Paraffin blocks were obtained at the Department of Pathology of Thomas Jefferson University from 28 male patients including 23 breast cancers and five cases of male gynecomastia, and from 10 female ductal breast carcinomas. The RNA harvested was hybridized to miRNA microarrays (~1,100 miRNA probes, including 326 human and 249 mouse miRNA genes, spotted in duplicate). To further support the microarray data, an immunohistochemical analysis for two specific miRNA gene targets (HOXD10 and VEGF) was performed in a small series of male breast carcinoma and gynecomastia samples.

Results

We identified a male breast cancer miRNA signature composed of a large portion of underexpressed miRNAs. In particular, 17 miRNAs with increased expression and 26 miRNAs with decreased expression were identified in male breast cancer compared with gynecomastia. Among these miRNAs, some had well-characterized cancer development association and some showed a deregulation in cancer specimens similar to the one previously observed in the published signatures of female breast cancer. Comparing male with female breast cancer miRNA expression signatures, 17 significantly deregulated miRNAs were observed (four overexpressed and 13 underexpressed in male breast cancers).
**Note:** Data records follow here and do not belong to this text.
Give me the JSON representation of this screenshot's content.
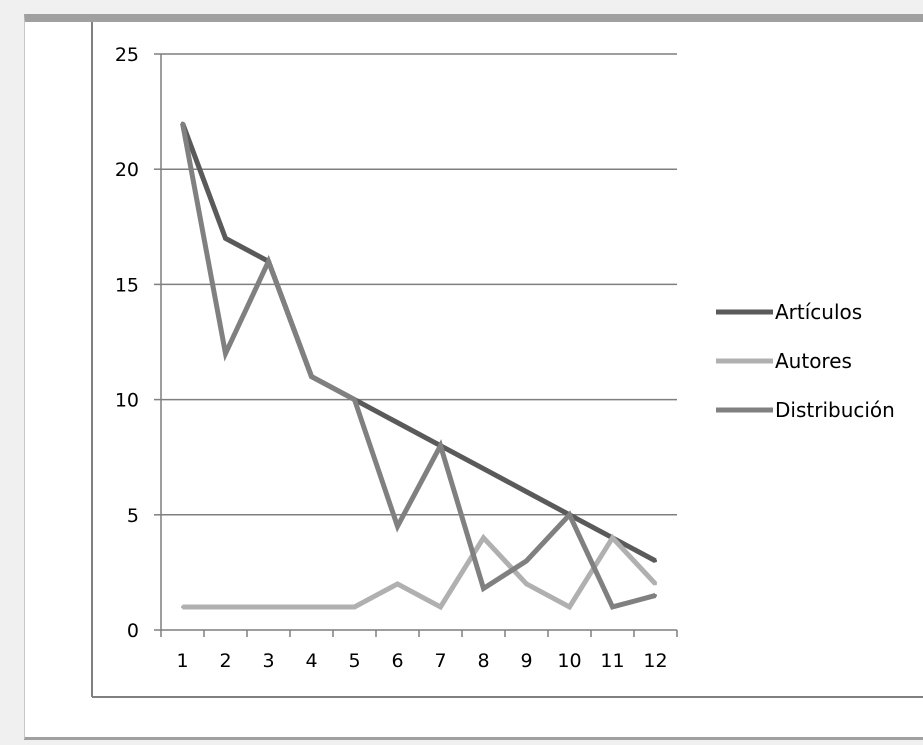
{
  "chart_data": {
    "type": "line",
    "title": "",
    "xlabel": "",
    "ylabel": "",
    "categories": [
      "1",
      "2",
      "3",
      "4",
      "5",
      "6",
      "7",
      "8",
      "9",
      "10",
      "11",
      "12"
    ],
    "ylim": [
      0,
      25
    ],
    "yticks": [
      "0",
      "5",
      "10",
      "15",
      "20",
      "25"
    ],
    "grid": true,
    "legend_position": "right",
    "series": [
      {
        "name": "Artículos",
        "color": "#5a5a5a",
        "values": [
          22,
          17,
          16,
          11,
          10,
          9,
          8,
          7,
          6,
          5,
          4,
          3
        ]
      },
      {
        "name": "Autores",
        "color": "#b0b0b0",
        "values": [
          1,
          1,
          1,
          1,
          1,
          2,
          1,
          4,
          2,
          1,
          4,
          2
        ]
      },
      {
        "name": "Distribución",
        "color": "#808080",
        "values": [
          22,
          12,
          16,
          11,
          10,
          4.5,
          8,
          1.8,
          3,
          5,
          1,
          1.5
        ]
      }
    ]
  }
}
The HOXD10 and VEGF gene immunohistochemical expression significantly follows the corresponding miRNA deregulation.

Conclusions

Our results suggest that specific miRNAs may be directly involved in male breast cancer development and that they may represent a novel diagnostic tool in the characterization of specific cancer gene targets.